Citi strategists have upgraded US equities to an Overweight position as current financial and market conditions are expected “to keep risk outlook bullish.”
To be more specific, the current macro environment is characterized by loose financial conditions and low cross-asset volatility, which support investor risk appetites, Citi noted. While economic growth has been disappointing, it is not worrisome, and inflation appears to have stagnated above target.
Moreover, the Wall Street giant highlighted that equities continue trading toward a soft landing scenario.
“With the direction of the Fed’s future rate direction looming large, and important upcoming growth, inflation, and labor market readings, any strong deviation could leave the market exposed, in our view,” strategists wrote.
As such, strategists have introduced several position changes. They have slightly reduced their equity overweight, now favoring the US market. In the rates sector, they maintain an overweight position in the core EU and have moved to a long position in US fixed-income.

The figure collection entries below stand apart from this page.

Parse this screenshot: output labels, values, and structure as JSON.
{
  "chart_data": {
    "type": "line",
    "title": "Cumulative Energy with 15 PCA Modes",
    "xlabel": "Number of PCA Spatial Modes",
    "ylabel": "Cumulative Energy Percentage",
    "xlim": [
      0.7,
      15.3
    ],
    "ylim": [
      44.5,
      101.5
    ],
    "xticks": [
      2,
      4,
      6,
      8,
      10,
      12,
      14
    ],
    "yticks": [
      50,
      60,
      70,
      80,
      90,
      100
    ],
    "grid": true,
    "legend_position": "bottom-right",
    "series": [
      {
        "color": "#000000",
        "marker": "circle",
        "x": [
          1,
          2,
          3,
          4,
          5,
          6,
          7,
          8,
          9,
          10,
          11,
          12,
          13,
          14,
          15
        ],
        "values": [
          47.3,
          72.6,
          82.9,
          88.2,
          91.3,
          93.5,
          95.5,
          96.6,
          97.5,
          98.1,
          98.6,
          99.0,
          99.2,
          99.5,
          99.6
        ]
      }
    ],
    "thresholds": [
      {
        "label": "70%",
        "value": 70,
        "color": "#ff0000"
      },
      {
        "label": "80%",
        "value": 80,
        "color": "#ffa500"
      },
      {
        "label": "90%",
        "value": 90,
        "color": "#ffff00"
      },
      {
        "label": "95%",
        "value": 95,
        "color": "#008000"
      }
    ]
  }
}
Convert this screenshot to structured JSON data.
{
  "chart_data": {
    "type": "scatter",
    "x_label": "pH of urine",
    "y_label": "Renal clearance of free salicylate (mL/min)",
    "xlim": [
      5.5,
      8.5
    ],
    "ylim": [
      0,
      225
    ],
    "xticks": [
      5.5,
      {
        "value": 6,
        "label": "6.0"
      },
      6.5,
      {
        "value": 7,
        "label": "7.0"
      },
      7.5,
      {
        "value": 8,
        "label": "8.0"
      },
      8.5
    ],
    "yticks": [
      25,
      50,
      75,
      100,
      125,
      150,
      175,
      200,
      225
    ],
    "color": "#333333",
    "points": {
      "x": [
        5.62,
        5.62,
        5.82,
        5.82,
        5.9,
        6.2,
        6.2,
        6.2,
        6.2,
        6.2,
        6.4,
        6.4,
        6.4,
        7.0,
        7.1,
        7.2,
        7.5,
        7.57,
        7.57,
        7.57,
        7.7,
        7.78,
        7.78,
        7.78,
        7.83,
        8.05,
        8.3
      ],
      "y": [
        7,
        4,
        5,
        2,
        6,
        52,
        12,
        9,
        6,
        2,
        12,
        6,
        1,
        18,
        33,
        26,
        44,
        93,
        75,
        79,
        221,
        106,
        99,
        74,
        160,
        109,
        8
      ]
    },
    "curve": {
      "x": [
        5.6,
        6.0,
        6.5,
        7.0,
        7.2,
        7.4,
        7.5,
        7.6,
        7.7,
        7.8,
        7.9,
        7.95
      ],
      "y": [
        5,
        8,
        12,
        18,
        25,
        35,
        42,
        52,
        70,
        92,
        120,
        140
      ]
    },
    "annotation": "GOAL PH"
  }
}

Citi said its economists expect inflation to remain elevated and anticipate a recession in the US this year. Assets that would be most at risk of “catching up” to these conditions are fixed-income assets (positively affected) and credit, as well as base and precious metals.
“Given the uncertainty, scenario analysis is the best way to deal with such a range of outcomes,” Citi wrote. “We run several and the results are somewhat as expected – bonds do well in recessions, equities in a soft landing.”
Among other position changes, Citi has increased its credit underweight to allocate more to base metals and, to a lesser extent, energy overweights, while its cash position remains flat.